1-Page AI Travel Book

We extend and apply this knowledge framework concept for the travel planning, where people collect all the videos of the destination, and paste the URL links in Vpin, and we do the rest of the works, including attractions summary, daily tour plan, and pin the locations on the map, available on web and mobile versions.

Key takeaways

What building a new AI knowledge category taught me


1.

Focused stages beat simultaneous panels

The shift from equal-weight panels to stage-based navigation was validated in the first round of testing. Once users understood they weren't missing other panels — that each tab was the right surface for that moment — task completion improved and hesitation dropped. Sequential depth beats parallel breadth when cognitive load is high. This applies far beyond video platforms.

2.

AI products need spatial thinking, not just conversational thinking

Chat is the safe default for AI interaction because it's familiar. But the Knowledge Graph showed that spatial, relational views of AI output can unlock understanding that conversation alone can't reach. The graph made implicit connections explicit — users reacted to it the way they react to a good map: sudden orientation, then movement. We're still early in understanding what spatial AI interfaces can unlock.

3.

Trust in AI output is built through traceability, not disclaimers

Every design decision that anchored AI output back to a source — the citation badge, the timestamp link, the source panel in the graph — did more for user trust than any "AI may be inaccurate" label. When users could verify a claim in two clicks, they stopped questioning the system and started working with it. Traceability is a design primitive, not a legal footnote.

4.

Every raw/ directory needs a compiler. That compiler is the product.
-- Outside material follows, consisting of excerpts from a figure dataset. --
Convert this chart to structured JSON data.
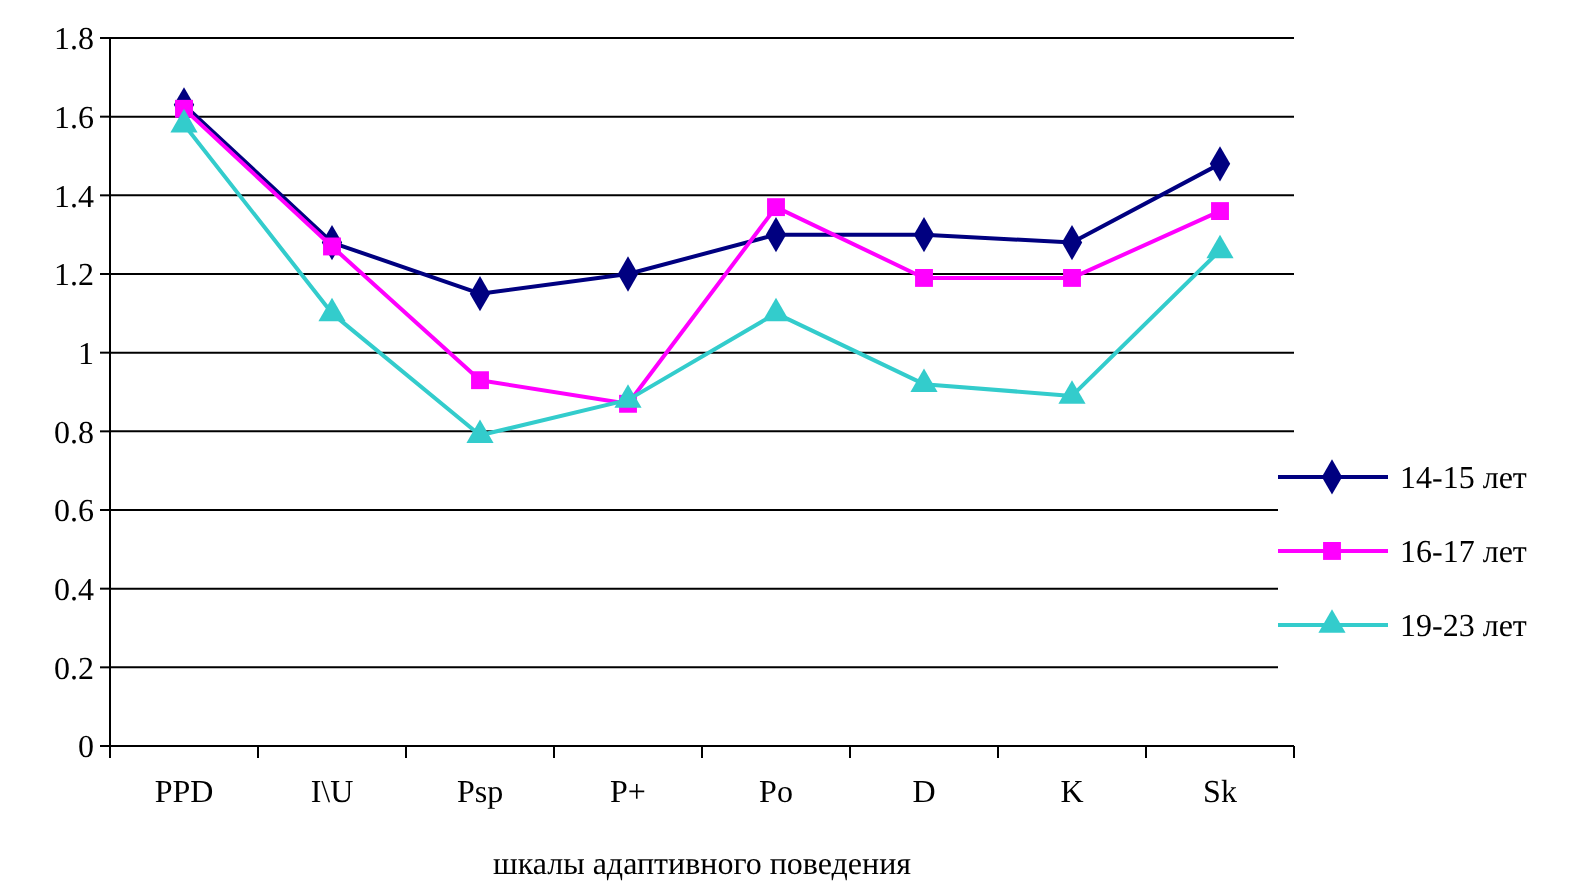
{
  "chart_data": {
    "type": "line",
    "xlabel": "шкалы адаптивного поведения",
    "categories": [
      "PPD",
      "I\\U",
      "Psp",
      "P+",
      "Po",
      "D",
      "K",
      "Sk"
    ],
    "ylim": [
      0,
      1.8
    ],
    "yticks": [
      0,
      0.2,
      0.4,
      0.6,
      0.8,
      1,
      1.2,
      1.4,
      1.6,
      1.8
    ],
    "grid": "y",
    "legend": "right",
    "series": [
      {
        "name": "14-15 лет",
        "color": "#000080",
        "marker": "diamond",
        "values": [
          1.63,
          1.28,
          1.15,
          1.2,
          1.3,
          1.3,
          1.28,
          1.48
        ]
      },
      {
        "name": "16-17 лет",
        "color": "#ff00ff",
        "marker": "square",
        "values": [
          1.62,
          1.27,
          0.93,
          0.87,
          1.37,
          1.19,
          1.19,
          1.36
        ]
      },
      {
        "name": "19-23 лет",
        "color": "#33cccc",
        "marker": "triangle",
        "values": [
          1.58,
          1.1,
          0.79,
          0.88,
          1.1,
          0.92,
          0.89,
          1.26
        ]
      }
    ]
  }
}
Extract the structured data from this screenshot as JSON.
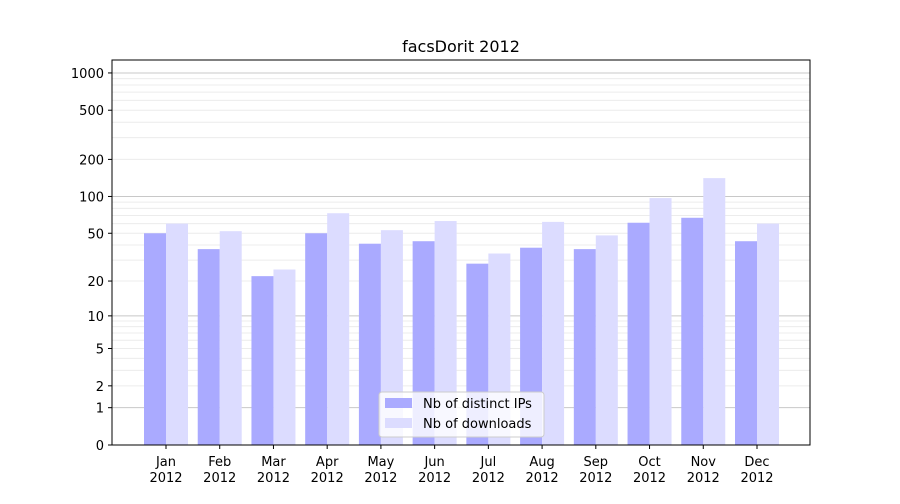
{
  "chart_data": {
    "type": "bar",
    "title": "facsDorit 2012",
    "xlabel": "",
    "ylabel": "",
    "yscale": "symlog",
    "ylim": [
      0,
      1270
    ],
    "yticks": [
      0,
      1,
      2,
      5,
      10,
      20,
      50,
      100,
      200,
      500,
      1000
    ],
    "grid": true,
    "legend_position": "lower center",
    "categories": [
      "Jan\n2012",
      "Feb\n2012",
      "Mar\n2012",
      "Apr\n2012",
      "May\n2012",
      "Jun\n2012",
      "Jul\n2012",
      "Aug\n2012",
      "Sep\n2012",
      "Oct\n2012",
      "Nov\n2012",
      "Dec\n2012"
    ],
    "series": [
      {
        "name": "Nb of distinct IPs",
        "color": "#aaaaff",
        "values": [
          50,
          37,
          22,
          50,
          41,
          43,
          28,
          38,
          37,
          61,
          67,
          43
        ]
      },
      {
        "name": "Nb of downloads",
        "color": "#dcdcff",
        "values": [
          60,
          52,
          25,
          73,
          53,
          63,
          34,
          62,
          48,
          97,
          141,
          60
        ]
      }
    ]
  }
}
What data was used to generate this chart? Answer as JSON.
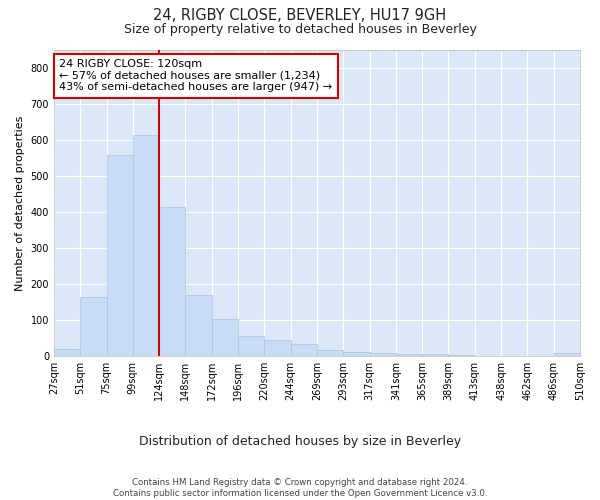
{
  "title1": "24, RIGBY CLOSE, BEVERLEY, HU17 9GH",
  "title2": "Size of property relative to detached houses in Beverley",
  "xlabel": "Distribution of detached houses by size in Beverley",
  "ylabel": "Number of detached properties",
  "bar_values": [
    20,
    163,
    558,
    615,
    413,
    169,
    103,
    55,
    43,
    32,
    15,
    10,
    8,
    5,
    5,
    1,
    0,
    0,
    0,
    7
  ],
  "bar_labels": [
    "27sqm",
    "51sqm",
    "75sqm",
    "99sqm",
    "124sqm",
    "148sqm",
    "172sqm",
    "196sqm",
    "220sqm",
    "244sqm",
    "269sqm",
    "293sqm",
    "317sqm",
    "341sqm",
    "365sqm",
    "389sqm",
    "413sqm",
    "438sqm",
    "462sqm",
    "486sqm",
    "510sqm"
  ],
  "bar_color": "#c9dcf5",
  "bar_edge_color": "#a8c4e0",
  "vline_x": 3.5,
  "vline_color": "#cc0000",
  "annotation_text": "24 RIGBY CLOSE: 120sqm\n← 57% of detached houses are smaller (1,234)\n43% of semi-detached houses are larger (947) →",
  "annotation_box_color": "#ffffff",
  "annotation_box_edge": "#cc0000",
  "ylim": [
    0,
    850
  ],
  "yticks": [
    0,
    100,
    200,
    300,
    400,
    500,
    600,
    700,
    800
  ],
  "footnote": "Contains HM Land Registry data © Crown copyright and database right 2024.\nContains public sector information licensed under the Open Government Licence v3.0.",
  "fig_bg_color": "#ffffff",
  "plot_bg_color": "#dce8f8"
}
In 2026, Andrej Karpathy described the pattern precisely: collect raw sources, let an LLM compile them into a structured, queryable knowledge base, then run Q&A against it. His observation — "every business has a raw/ directory, nobody's ever compiled it" — is the exact gap Vpin was built to close, for video, for everyone. The design work was figuring out how to make that compilation pipeline feel like a product, not a script. Video is consumed passively. Knowledge is used actively. The distance between watching and knowing is where Vpin lives — and every design decision had to answer the same question: does this move the user from having seen the content, to owning the knowledge inside it?